Employees should be made aware that being victimized by hackers has its own price, even if blame is not assigned to the employee. There can be shame and self-condemnation for being naïve, gullible, greedy or worse. In their 2011 book Cyber Crime: The Psychology of Online Offenders, Grainne Kirwan and Andrew Power likened the experience to post-traumatic stress disorder (PTSD). These effects should be highlighted to employees in advance and used to support efforts to improve the security culture as a mutual benefit.
Anticipate the pushback
Stanton and Stam write that “employers fall victim to the temptation to set quite draconian policies pertaining to the collection and use of information about employees. … However, the effect of such policies on the employees who are governed by them may create worse problems than the ones employers are trying to solve.”
Introducing surveillance can affect culture in surprising ways. A 1958 research study by Lloyd Strickland showed that the mere fact that supervisors were using surveillance on employees decreased the supervisors’ level of trust in employees, even though the employees’ behavior was no different than before. Trust-eroding behaviors could easily start an adversarial relationship with an array of negative effects.
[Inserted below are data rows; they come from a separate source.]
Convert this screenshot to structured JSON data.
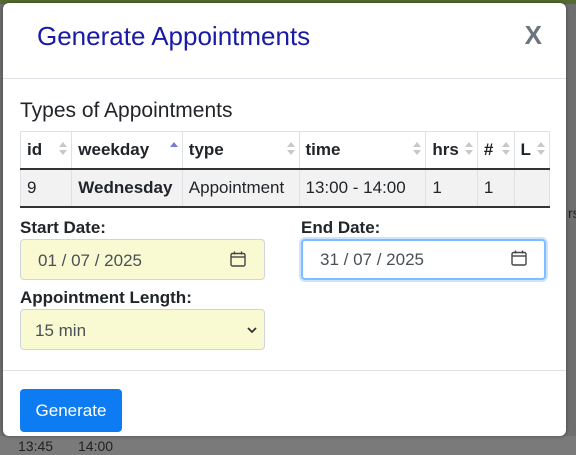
{
  "modal": {
    "title": "Generate Appointments",
    "close_label": "X"
  },
  "types_section": {
    "title": "Types of Appointments",
    "columns": [
      "id",
      "weekday",
      "type",
      "time",
      "hrs",
      "#",
      "L"
    ],
    "sorted_column": "weekday",
    "rows": [
      {
        "id": "9",
        "weekday": "Wednesday",
        "type": "Appointment",
        "time": "13:00 - 14:00",
        "hrs": "1",
        "count": "1",
        "l": ""
      }
    ]
  },
  "form": {
    "start_date_label": "Start Date:",
    "start_date_value": "01 / 07 / 2025",
    "end_date_label": "End Date:",
    "end_date_value": "31 / 07 / 2025",
    "length_label": "Appointment Length:",
    "length_value": "15 min"
  },
  "footer": {
    "generate_label": "Generate"
  },
  "background": {
    "bottom_left": "13:45",
    "bottom_mid": "14:00",
    "side_text": "rs"
  },
  "colors": {
    "title": "#1a1aa6",
    "primary": "#0d7cf2",
    "input_bg": "#fafad2",
    "focus_border": "#80bdff"
  }
}
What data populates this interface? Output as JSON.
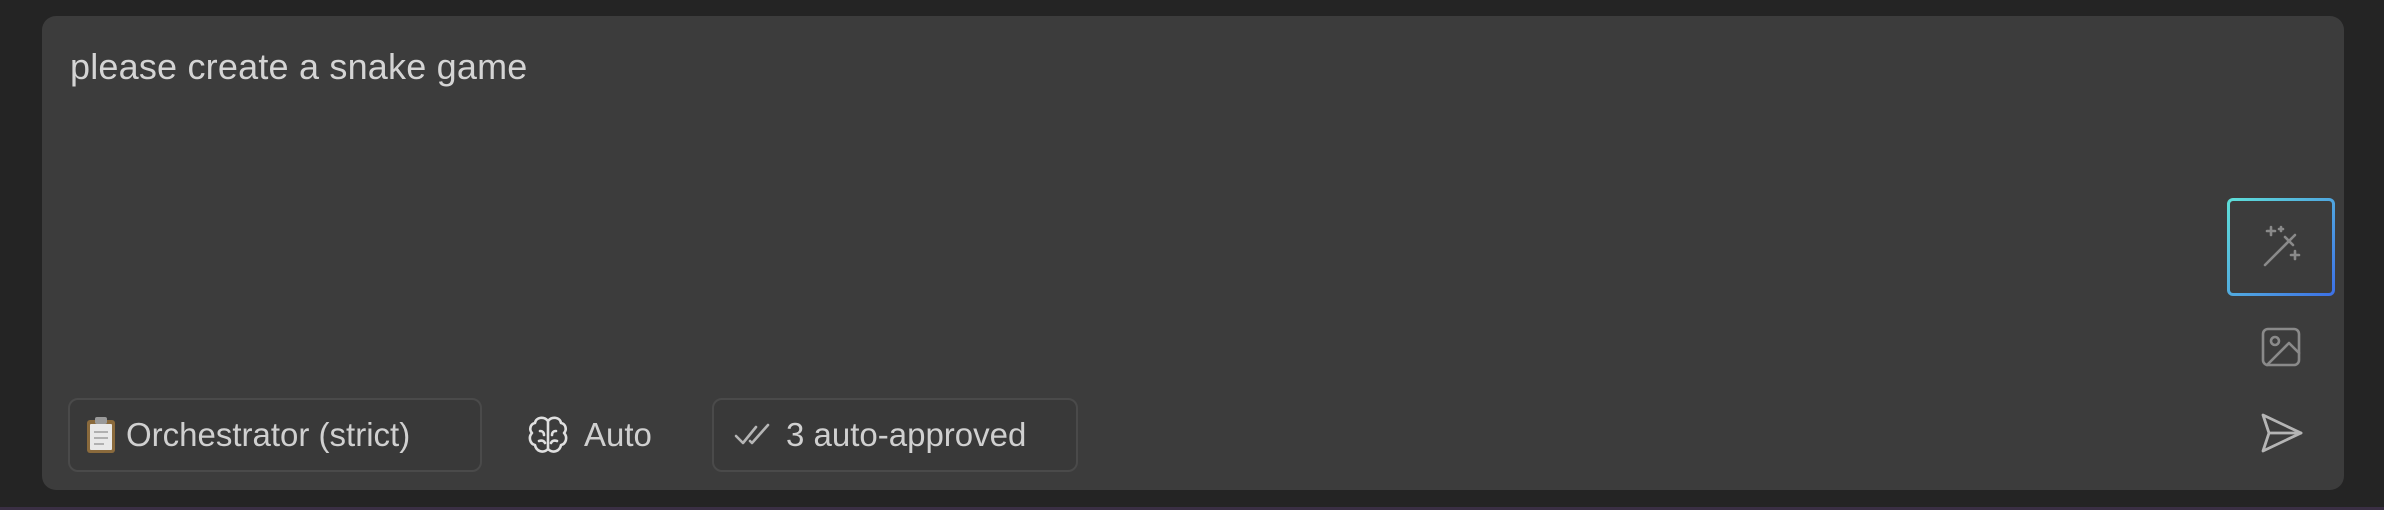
{
  "composer": {
    "prompt_text": "please create a snake game"
  },
  "toolbar": {
    "mode_label": "Orchestrator (strict)",
    "mode_icon": "clipboard-icon",
    "model_label": "Auto",
    "model_icon": "brain-icon",
    "auto_approve_label": "3 auto-approved",
    "auto_approve_icon": "double-check-icon"
  },
  "actions": {
    "enhance_icon": "magic-wand-icon",
    "image_icon": "image-icon",
    "send_icon": "send-icon"
  },
  "colors": {
    "background": "#242424",
    "composer_bg": "#3c3c3c",
    "text": "#d4d4d4",
    "accent_gradient_start": "#5ee0d8",
    "accent_gradient_end": "#3c6fe6"
  }
}
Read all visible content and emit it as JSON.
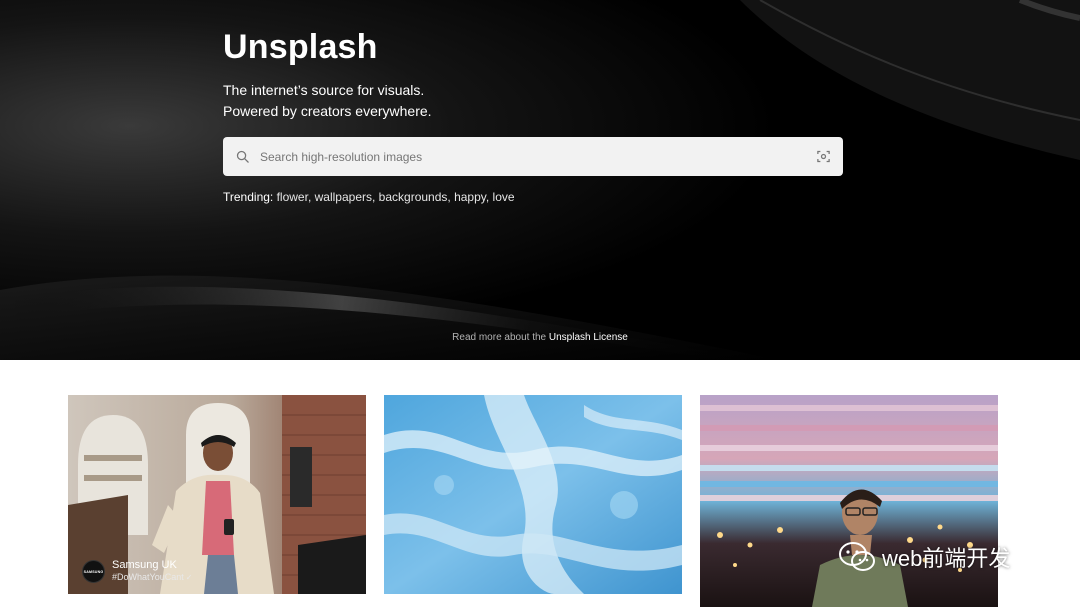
{
  "hero": {
    "title": "Unsplash",
    "subtitle_line1": "The internet’s source for visuals.",
    "subtitle_line2": "Powered by creators everywhere.",
    "search": {
      "placeholder": "Search high-resolution images",
      "value": "",
      "icon": "search-icon",
      "visual_search_icon": "visual-search-icon"
    },
    "trending": {
      "label": "Trending:",
      "items": [
        "flower",
        "wallpapers",
        "backgrounds",
        "happy",
        "love"
      ]
    },
    "license": {
      "prefix": "Read more about the ",
      "link": "Unsplash License"
    }
  },
  "photos": [
    {
      "kind": "man walking with phone",
      "sponsor": {
        "avatar_text": "SAMSUNG",
        "name": "Samsung UK",
        "tag": "#DoWhatYouCant",
        "check": "✓"
      }
    },
    {
      "kind": "blue fluid art"
    },
    {
      "kind": "man with glasses under lights"
    }
  ],
  "watermark": {
    "text": "web前端开发",
    "icon": "wechat-icon"
  },
  "colors": {
    "hero_bg": "#000000",
    "search_bg": "#f2f2f2",
    "page_bg": "#ffffff"
  }
}
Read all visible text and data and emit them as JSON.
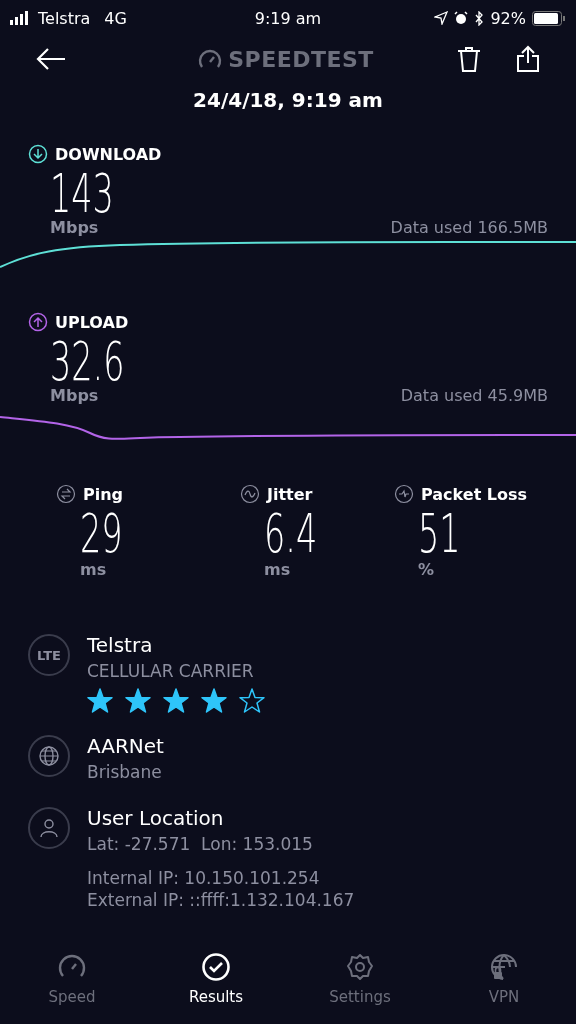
{
  "status_bar": {
    "carrier": "Telstra",
    "network": "4G",
    "time": "9:19 am",
    "battery": "92%"
  },
  "header": {
    "logo": "SPEEDTEST",
    "date": "24/4/18, 9:19 am"
  },
  "transfers": [
    {
      "kind": "download",
      "label": "DOWNLOAD",
      "value": "143",
      "unit": "Mbps",
      "data_used": "Data used 166.5MB",
      "color": "#5ee0d6"
    },
    {
      "kind": "upload",
      "label": "UPLOAD",
      "value": "32.6",
      "unit": "Mbps",
      "data_used": "Data used 45.9MB",
      "color": "#b364e8"
    }
  ],
  "metrics": [
    {
      "kind": "ping",
      "label": "Ping",
      "value": "29",
      "unit": "ms"
    },
    {
      "kind": "jitter",
      "label": "Jitter",
      "value": "6.4",
      "unit": "ms"
    },
    {
      "kind": "loss",
      "label": "Packet Loss",
      "value": "51",
      "unit": "%"
    }
  ],
  "carrier": {
    "badge": "LTE",
    "name": "Telstra",
    "subtitle": "CELLULAR CARRIER",
    "stars": 4
  },
  "server": {
    "name": "AARNet",
    "city": "Brisbane"
  },
  "location": {
    "title": "User Location",
    "coords": "Lat: -27.571  Lon: 153.015",
    "internal_ip": "Internal IP: 10.150.101.254",
    "external_ip": "External IP: ::ffff:1.132.104.167"
  },
  "tabs": [
    {
      "kind": "speed",
      "label": "Speed",
      "selected": false
    },
    {
      "kind": "results",
      "label": "Results",
      "selected": true
    },
    {
      "kind": "settings",
      "label": "Settings",
      "selected": false
    },
    {
      "kind": "vpn",
      "label": "VPN",
      "selected": false
    }
  ]
}
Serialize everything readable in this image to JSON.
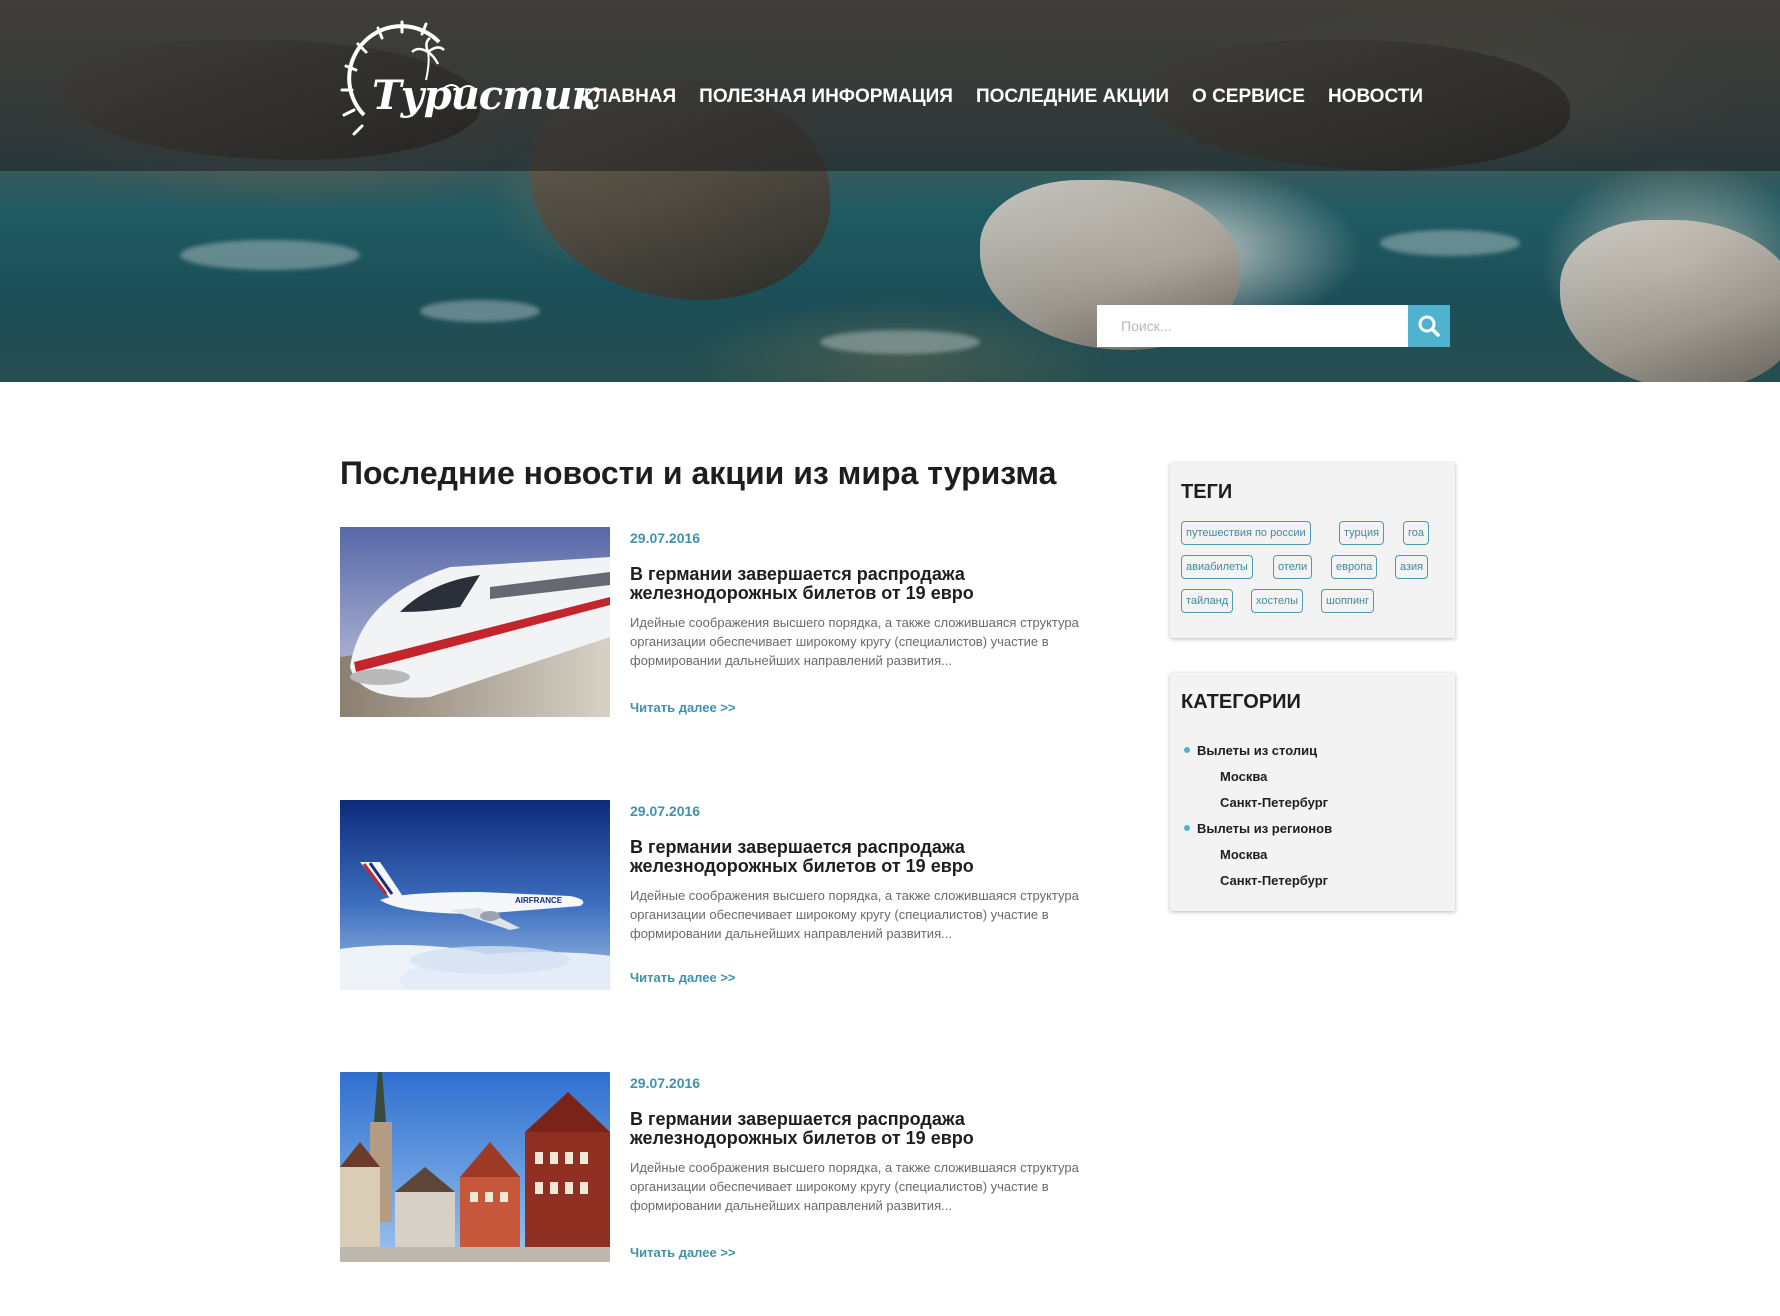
{
  "logo": {
    "text": "Туристик"
  },
  "nav": {
    "items": [
      {
        "label": "ГЛАВНАЯ"
      },
      {
        "label": "ПОЛЕЗНАЯ ИНФОРМАЦИЯ"
      },
      {
        "label": "ПОСЛЕДНИЕ АКЦИИ"
      },
      {
        "label": "О СЕРВИСЕ"
      },
      {
        "label": "НОВОСТИ"
      }
    ]
  },
  "search": {
    "placeholder": "Поиск..."
  },
  "main": {
    "title": "Последние новости и акции из мира туризма",
    "articles": [
      {
        "image": "high-speed-train",
        "date": "29.07.2016",
        "title": "В германии завершается распродажа железнодорожных билетов от 19 евро",
        "excerpt": "Идейные соображения высшего порядка, а также сложившаяся структура организации обеспечивает широкому кругу (специалистов) участие в формировании дальнейших направлений развития...",
        "more": "Читать далее >>"
      },
      {
        "image": "airplane-in-clouds",
        "date": "29.07.2016",
        "title": "В германии завершается распродажа железнодорожных билетов от 19 евро",
        "excerpt": "Идейные соображения высшего порядка, а также сложившаяся структура организации обеспечивает широкому кругу (специалистов) участие в формировании дальнейших направлений развития...",
        "more": "Читать далее >>"
      },
      {
        "image": "old-town-square",
        "date": "29.07.2016",
        "title": "В германии завершается распродажа железнодорожных билетов от 19 евро",
        "excerpt": "Идейные соображения высшего порядка, а также сложившаяся структура организации обеспечивает широкому кругу (специалистов) участие в формировании дальнейших направлений развития...",
        "more": "Читать далее >>"
      }
    ]
  },
  "sidebar": {
    "tags": {
      "title": "ТЕГИ",
      "items": [
        "путешествия по россии",
        "турция",
        "гоа",
        "авиабилеты",
        "отели",
        "европа",
        "азия",
        "тайланд",
        "хостелы",
        "шоппинг"
      ]
    },
    "categories": {
      "title": "КАТЕГОРИИ",
      "groups": [
        {
          "label": "Вылеты из столиц",
          "children": [
            "Москва",
            "Санкт-Петербург"
          ]
        },
        {
          "label": "Вылеты из регионов",
          "children": [
            "Москва",
            "Санкт-Петербург"
          ]
        }
      ]
    }
  },
  "colors": {
    "accent": "#4fb3cf",
    "link": "#3f93a9",
    "widget_bg": "#f2f3f2"
  }
}
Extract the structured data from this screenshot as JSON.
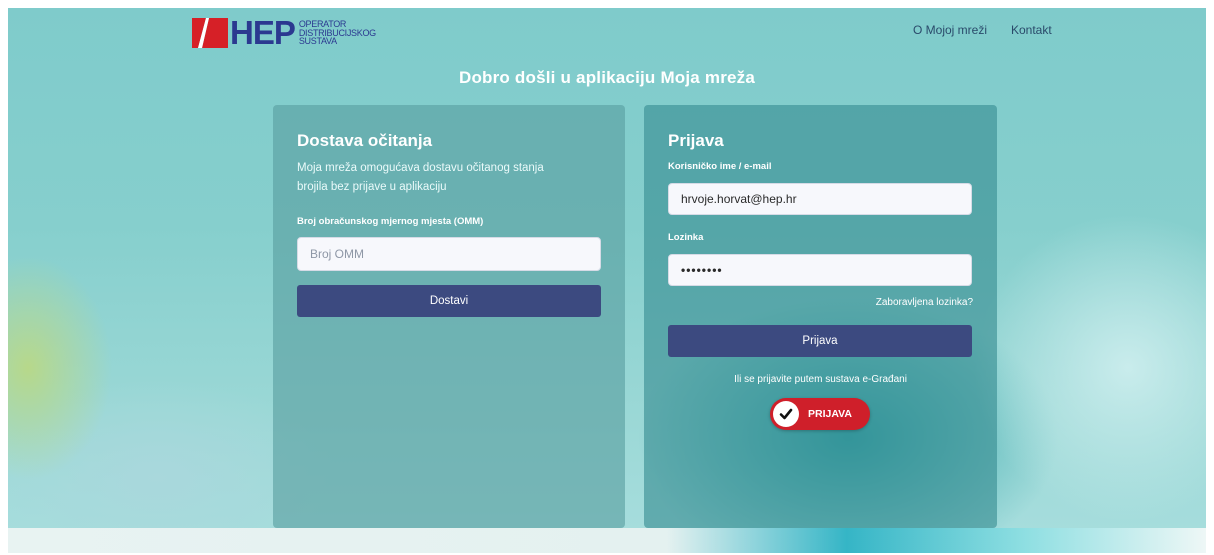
{
  "header": {
    "logo_text": "HEP",
    "logo_subtitle_1": "OPERATOR",
    "logo_subtitle_2": "DISTRIBUCIJSKOG",
    "logo_subtitle_3": "SUSTAVA",
    "nav": {
      "about": "O Mojoj mreži",
      "contact": "Kontakt"
    },
    "brand_color": "#2b3990",
    "brand_red": "#d62027"
  },
  "welcome": "Dobro došli u aplikaciju Moja mreža",
  "reading_card": {
    "title": "Dostava očitanja",
    "description_line1": "Moja mreža omogućava dostavu očitanog stanja",
    "description_line2": "brojila bez prijave u aplikaciju",
    "omm_label": "Broj obračunskog mjernog mjesta (OMM)",
    "omm_placeholder": "Broj OMM",
    "submit_label": "Dostavi"
  },
  "login_card": {
    "title": "Prijava",
    "username_label": "Korisničko ime / e-mail",
    "username_value": "hrvoje.horvat@hep.hr",
    "password_label": "Lozinka",
    "password_value": "••••••••",
    "forgot_password": "Zaboravljena lozinka?",
    "login_button": "Prijava",
    "egov_text": "Ili se prijavite putem sustava e-Građani",
    "egov_button": "PRIJAVA",
    "button_color": "#3c4a80",
    "egov_color": "#cf1f2a"
  }
}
Lewis Maltby, president of the National Workrights Institute in Princeton, N.J., says that surveillance can decrease productivity because “nobody does a good job with their boss looking over their shoulder.”
Employees annoyed by unexplained changes may supply their own rationales for the new policies and come up with certain self-serving “leniencies.” As Stanton and Stam note: “Workers can be extremely creative about subverting monitoring and surveillance [and] may resort to work slow-downs, absenteeism, sabotage, theft, and other subtle or not-so-subtle forms of resistance.”
Improve, not punish
Author Lee Michael Katz stresses that it is critical that employees find out about upcoming monitoring before the procedures are put in place, not when they are caught committing an infraction. When an employee is caught violating a policy and is surprised to find out they were being monitored, their resentment may exceed their contriteness over the misdeed. Katz says that it is wise to use monitoring for improvement and not for retribution.
An organization needs clear policies, rationales and workarounds around blocked sites for emergencies. The policies need to avoid the appearance of being selective or even discriminatory by class or any other differentiator. For example, is surveillance equally distributed or does it pick on low-level female clerical workers? If the policy is unequal, a rationale should be provided. In general, author Miriam Schulman says, employee buy-in and involvement in the creation of a monitoring policy can be helpful for morale.
Maintain trust and communicate
In a 1997 Journal of Business Ethics article, Rita Manning wrote: “When we look at the workplaces in which surveillance is common, we see communities in trouble. What is missing in these communities is trust.” Close to 20 years later, surveillance is in many cases the societal norm. Still, there is room for misuse and abuse and employee pushback. Stanton and Stam cite privacy advocates who argue that “organizations routinely overstep their bounds by capturing too much information about employees, too frequently, and with too little control over how the data are used, protected or maintained.” To make monitoring work, there is no substitute for establishing and maintaining trust, and for clear, open communication.
Fred Mael, Ph.D., helps organizations and their employees work more effectively, and coaches executives and managers. This article appeared originally in 2016 in Washington SmartCEO magazine and Baltimore SmartCEO magazine.